If your child does experience a terror, the best way to help is by not helping at all! Your first instinct will be to wake and comfort him, but this can actually prolong the terror. Talking and touching can make the terror last longer or start over. Be there silently for your child to make sure he doesn't get hurt and don't interact in any way unless absolutely necessary. If the terrors continue for a few nights, shifting bedtime earlier can make a world of difference. Even 15 minutes earlier is enough. Because terrors are often a result of stress or being overtired, those 15 minutes can give your child the extra time to sleep and reset his sleep patterns so that he is in a different stage of the sleep cycle at the time the terrors were typically occurring.
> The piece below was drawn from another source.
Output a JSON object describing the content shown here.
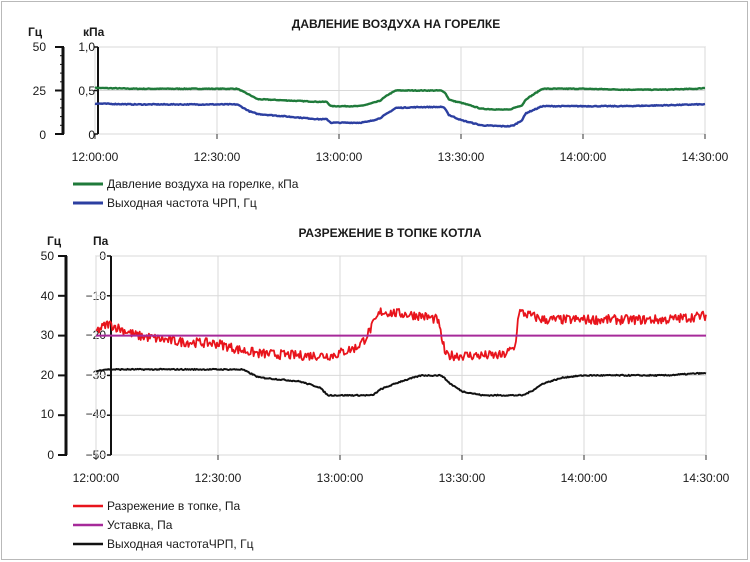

Some parents will also slightly arouse their child about 30 minutes before the terror occurs. This can be a bit of a risk, as you could accidentally wake your child up completely or you could create a bad habit that causes your child to continue to wake at that time even once the terrors have stopped. You would also need to continue with this technique for a few weeks to know whether it's working or not.
If you find that the terrors still continue, be sure to consult with your child's pediatrician as they may be able to guide you in other solutions. Ensuring a good night's sleep is not only extremely beneficial and important for children, it also helps your entire family as well.